In recent times, some former giants have vanished – car maker Saab, for instance, or financial firm Lehman Brothers, while others struggle to reinvent themselves, like former mobile phone colossus Nokia, or the iconic camera company, Kodak, now just a shadow of its former self.
And yet some companies (mostly small, family-run businesses) have survived for hundreds of years; a handful (mainly in Japan) are more than 1,000 years old. In his book, Mr. de Geus provides some core characteristics of long-lived companies, big and small.
They are sensitive to changing conditions, in business and in the societies where they do business. They have a strong sense of identity, are open to innovation and experiments by their staff, and careful about finances. They are good corporate citizens, flexible, innovative, and able to reinvent themselves – like ABB.
Nothing seems to guarantee a long corporate life more than a sound reputation as a good citizen, backed by quality products and people. ABB’s parent companies (Swedish ASEA, founded in 1883, and Swiss Brown Boveri, founded in 1891) developed those properties, as well as a practice of innovation and customer focus that made them stand out in the corporate world.
This corporate DNA is an important legacy in the context of today’s ultra-competitive business climate.
It is fitting that the Genoa Chamber of Commerce handed ABB an historical business certificate, since the company’s predecessor, Brown Boveri, acquired the oldest electromechanical Italian company in 1903, Tecnomasio Italiano, founded in 1863.
Over the years ABB has gained experience in most of Italy’s electromechanical sector, and acquired important companies that have contributed to Italy’s industrial history, such as Ansaldo Trasformatori, Elsag Bailey, Ercole Marelli, SACE, Officine Adda and IEL.
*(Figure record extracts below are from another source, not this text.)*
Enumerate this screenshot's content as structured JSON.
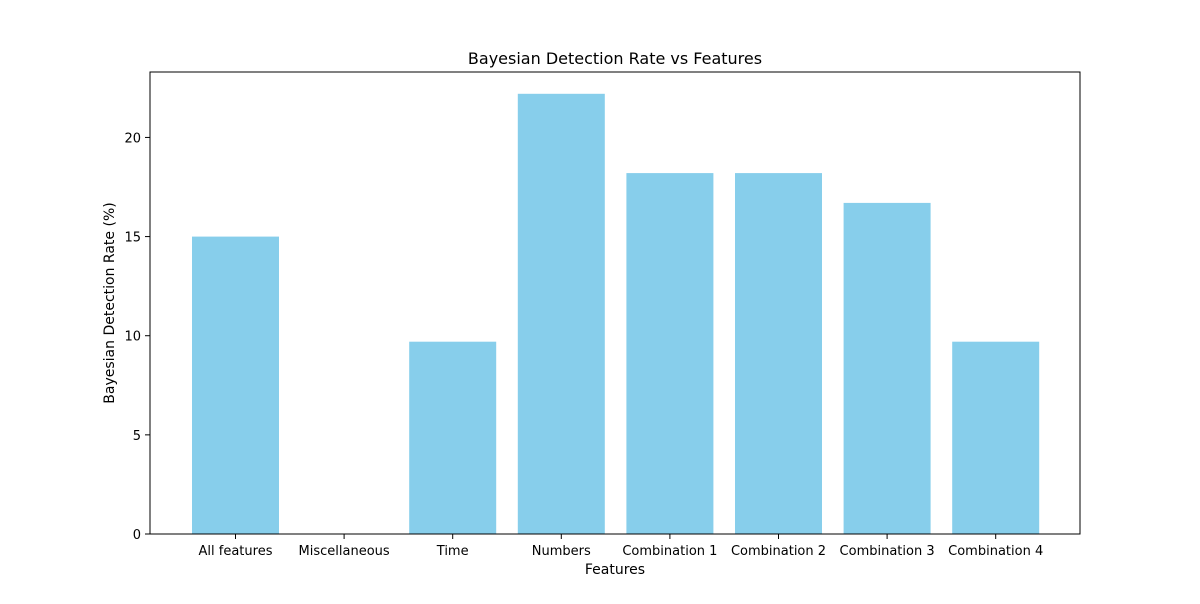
{
  "chart_data": {
    "type": "bar",
    "title": "Bayesian Detection Rate vs Features",
    "xlabel": "Features",
    "ylabel": "Bayesian Detection Rate (%)",
    "categories": [
      "All features",
      "Miscellaneous",
      "Time",
      "Numbers",
      "Combination 1",
      "Combination 2",
      "Combination 3",
      "Combination 4"
    ],
    "values": [
      15.0,
      0.0,
      9.7,
      22.2,
      18.2,
      18.2,
      16.7,
      9.7
    ],
    "ylim": [
      0,
      23.3
    ],
    "yticks": [
      0,
      5,
      10,
      15,
      20
    ],
    "bar_color": "#87CEEB",
    "grid": false,
    "legend": "none"
  }
}
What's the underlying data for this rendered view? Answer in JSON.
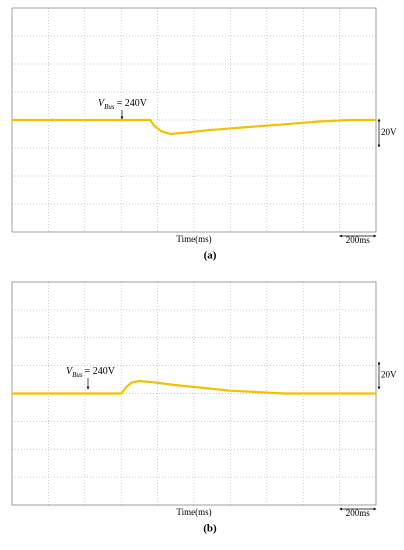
{
  "chart_data": [
    {
      "type": "line",
      "caption": "(a)",
      "x_label": "Time(ms)",
      "time_scale": "200ms",
      "volt_scale": "20V",
      "bus_label": {
        "symbol": "V",
        "subscript": "Bus",
        "value": "= 240V"
      },
      "xlim": [
        0,
        2000
      ],
      "ylim": [
        160,
        320
      ],
      "x": [
        0,
        760,
        780,
        820,
        870,
        950,
        1100,
        1300,
        1500,
        1700,
        1850,
        2000
      ],
      "series": [
        {
          "color": "#f2c200",
          "values": [
            240,
            240,
            236,
            232,
            230,
            231,
            233,
            235,
            237,
            239,
            240,
            240
          ]
        }
      ]
    },
    {
      "type": "line",
      "caption": "(b)",
      "x_label": "Time(ms)",
      "time_scale": "200ms",
      "volt_scale": "20V",
      "bus_label": {
        "symbol": "V",
        "subscript": "Bus",
        "value": "= 240V"
      },
      "xlim": [
        0,
        2000
      ],
      "ylim": [
        160,
        320
      ],
      "x": [
        0,
        600,
        630,
        660,
        700,
        780,
        900,
        1050,
        1200,
        1350,
        1500,
        2000
      ],
      "series": [
        {
          "color": "#f2c200",
          "values": [
            240,
            240,
            245,
            248,
            249,
            248,
            246,
            244,
            242,
            241,
            240,
            240
          ]
        }
      ]
    }
  ]
}
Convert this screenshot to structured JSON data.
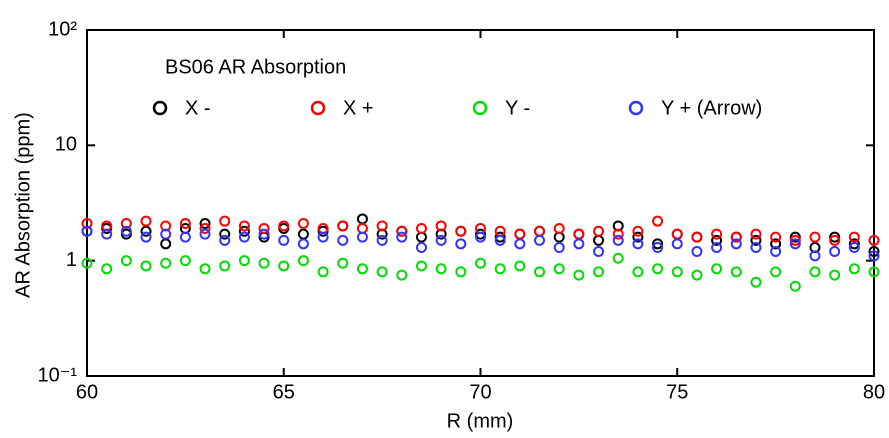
{
  "chart_data": {
    "type": "scatter",
    "title": "BS06 AR Absorption",
    "xlabel": "R (mm)",
    "ylabel": "AR Absorption (ppm)",
    "log_y": true,
    "xlim": [
      60,
      80
    ],
    "xticks": [
      60,
      65,
      70,
      75,
      80
    ],
    "ylim": [
      0.1,
      100
    ],
    "yticks": [
      {
        "value": 0.1,
        "label": "10⁻¹"
      },
      1,
      10,
      {
        "value": 100,
        "label": "10²"
      }
    ],
    "x": [
      60,
      60.5,
      61,
      61.5,
      62,
      62.5,
      63,
      63.5,
      64,
      64.5,
      65,
      65.5,
      66,
      66.5,
      67,
      67.5,
      68,
      68.5,
      69,
      69.5,
      70,
      70.5,
      71,
      71.5,
      72,
      72.5,
      73,
      73.5,
      74,
      74.5,
      75,
      75.5,
      76,
      76.5,
      77,
      77.5,
      78,
      78.5,
      79,
      79.5,
      80
    ],
    "series": [
      {
        "name": "X -",
        "color": "#000000",
        "values": [
          1.8,
          1.9,
          1.7,
          1.8,
          1.4,
          1.9,
          2.1,
          1.7,
          1.8,
          1.6,
          1.9,
          1.7,
          1.8,
          2.0,
          2.3,
          1.7,
          1.8,
          1.6,
          1.7,
          1.8,
          1.7,
          1.6,
          1.7,
          1.8,
          1.6,
          1.7,
          1.5,
          2.0,
          1.6,
          1.4,
          1.7,
          1.6,
          1.5,
          1.6,
          1.5,
          1.4,
          1.6,
          1.3,
          1.6,
          1.4,
          1.2
        ]
      },
      {
        "name": "X +",
        "color": "#ff0000",
        "values": [
          2.1,
          2.0,
          2.1,
          2.2,
          2.0,
          2.1,
          1.9,
          2.2,
          2.0,
          1.9,
          2.0,
          2.1,
          1.9,
          2.0,
          1.9,
          2.0,
          1.8,
          1.9,
          2.0,
          1.8,
          1.9,
          1.8,
          1.7,
          1.8,
          1.9,
          1.7,
          1.8,
          1.7,
          1.8,
          2.2,
          1.7,
          1.6,
          1.7,
          1.6,
          1.7,
          1.6,
          1.5,
          1.6,
          1.5,
          1.6,
          1.5
        ]
      },
      {
        "name": "Y -",
        "color": "#00dd00",
        "values": [
          0.95,
          0.85,
          1.0,
          0.9,
          0.95,
          1.0,
          0.85,
          0.9,
          1.0,
          0.95,
          0.9,
          1.0,
          0.8,
          0.95,
          0.85,
          0.8,
          0.75,
          0.9,
          0.85,
          0.8,
          0.95,
          0.85,
          0.9,
          0.8,
          0.85,
          0.75,
          0.8,
          1.05,
          0.8,
          0.85,
          0.8,
          0.75,
          0.85,
          0.8,
          0.65,
          0.8,
          0.6,
          0.8,
          0.75,
          0.85,
          0.8
        ]
      },
      {
        "name": "Y + (Arrow)",
        "color": "#3333ff",
        "values": [
          1.8,
          1.7,
          1.8,
          1.6,
          1.7,
          1.6,
          1.7,
          1.5,
          1.6,
          1.7,
          1.5,
          1.4,
          1.6,
          1.5,
          1.6,
          1.5,
          1.6,
          1.3,
          1.5,
          1.4,
          1.6,
          1.5,
          1.4,
          1.5,
          1.3,
          1.4,
          1.2,
          1.5,
          1.4,
          1.3,
          1.4,
          1.2,
          1.3,
          1.4,
          1.3,
          1.2,
          1.4,
          1.1,
          1.2,
          1.3,
          1.1
        ]
      }
    ]
  }
}
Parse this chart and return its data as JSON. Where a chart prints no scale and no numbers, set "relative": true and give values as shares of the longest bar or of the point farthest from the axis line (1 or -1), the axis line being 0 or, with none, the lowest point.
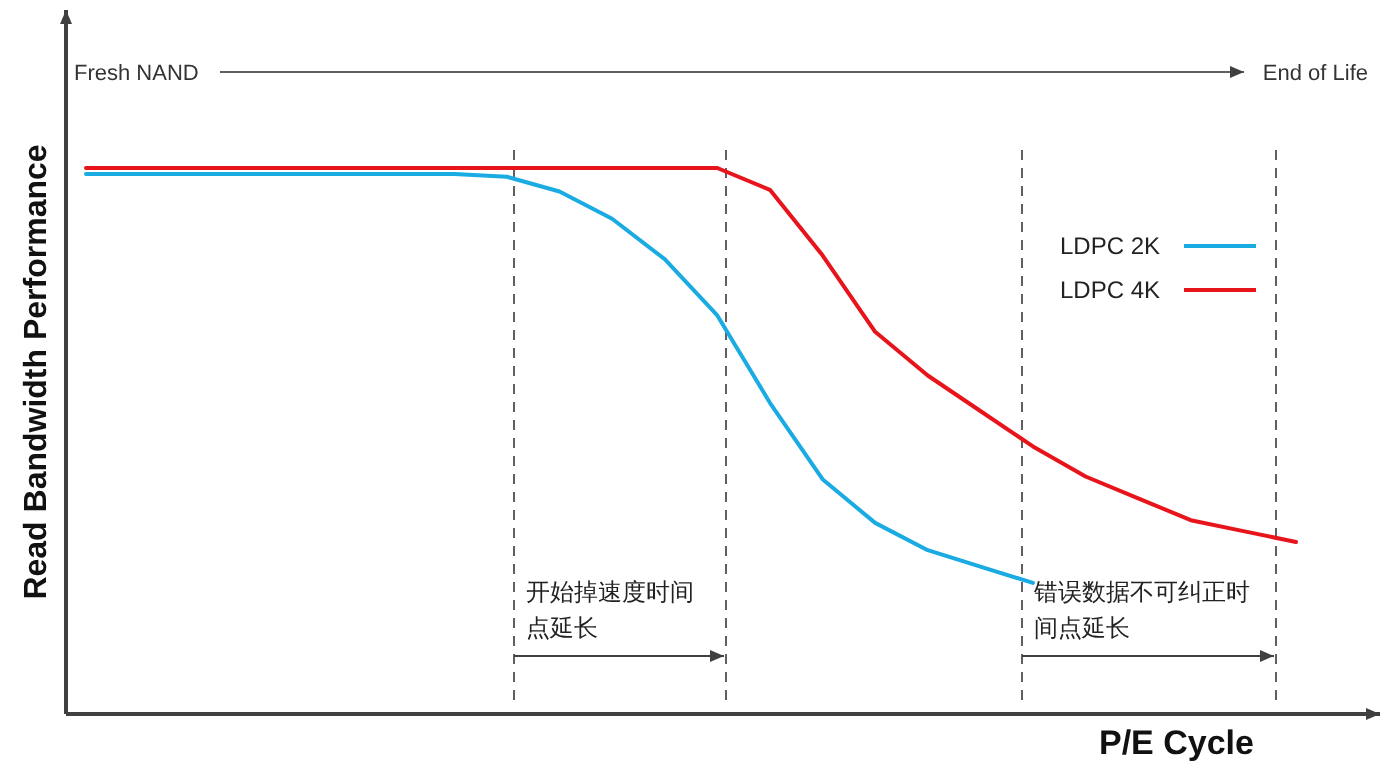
{
  "chart_data": {
    "type": "line",
    "relative": true,
    "xlabel": "P/E Cycle",
    "ylabel": "Read Bandwidth Performance",
    "legend": "right",
    "marker": "none",
    "line_style": "solid",
    "categories": [
      null,
      null,
      null,
      null,
      null,
      null,
      null,
      null,
      null,
      null,
      null,
      null,
      null,
      null,
      null,
      null,
      null,
      null,
      null,
      null,
      null,
      null,
      null,
      null
    ],
    "series": [
      {
        "name": "LDPC 2K",
        "color": "#1aabe2",
        "values": [
          0.989,
          0.989,
          0.989,
          0.989,
          0.989,
          0.989,
          0.989,
          0.989,
          0.984,
          0.957,
          0.907,
          0.833,
          0.73,
          0.57,
          0.43,
          0.35,
          0.3,
          0.27,
          0.24,
          null,
          null,
          null,
          null,
          null
        ]
      },
      {
        "name": "LDPC 4K",
        "color": "#e8141b",
        "values": [
          1.0,
          1.0,
          1.0,
          1.0,
          1.0,
          1.0,
          1.0,
          1.0,
          1.0,
          1.0,
          1.0,
          1.0,
          1.0,
          0.96,
          0.84,
          0.7,
          0.62,
          0.555,
          0.49,
          0.435,
          0.395,
          0.355,
          0.335,
          0.315
        ]
      }
    ],
    "annotations": [
      "Fresh NAND",
      "End of Life",
      "开始掉速度时间点延长",
      "错误数据不可纠正时间点延长"
    ]
  }
}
Today, ABB Italy’s 6,300 people are concentrated in the north and central parts of the country. The company invests 3.2% of its turnover in R&D activities, and Genoa is a main operational center, home to ABB engineering, R&D and automation facilities focused on the energy, industrial plant and marine sectors. This capacity was enhanced in 2010 when the new Sestri Ponente offices were inaugurated in Genoa, featuring an advanced and futuristic Demonstration Center for the Symphony Plus total plant automation system. And in 2012, ABB acquired RGM Polycontrol, a Genoa-based subsidiary of RGN S.p.A., which specializes in auxiliary power systems for rail vehicles.
ABB is a main actor in the Italian industrial sector, a role it has successfully played for more than 100 years. ABB invests, innovates and creates value in Italy, enhancing local roots even as it scours the world for new business opportunities.
ABB Italy is a part of this long-term legacy, which is helping to develop the Italian economy by supplying products, systems, solutions and services that boost to customer performance.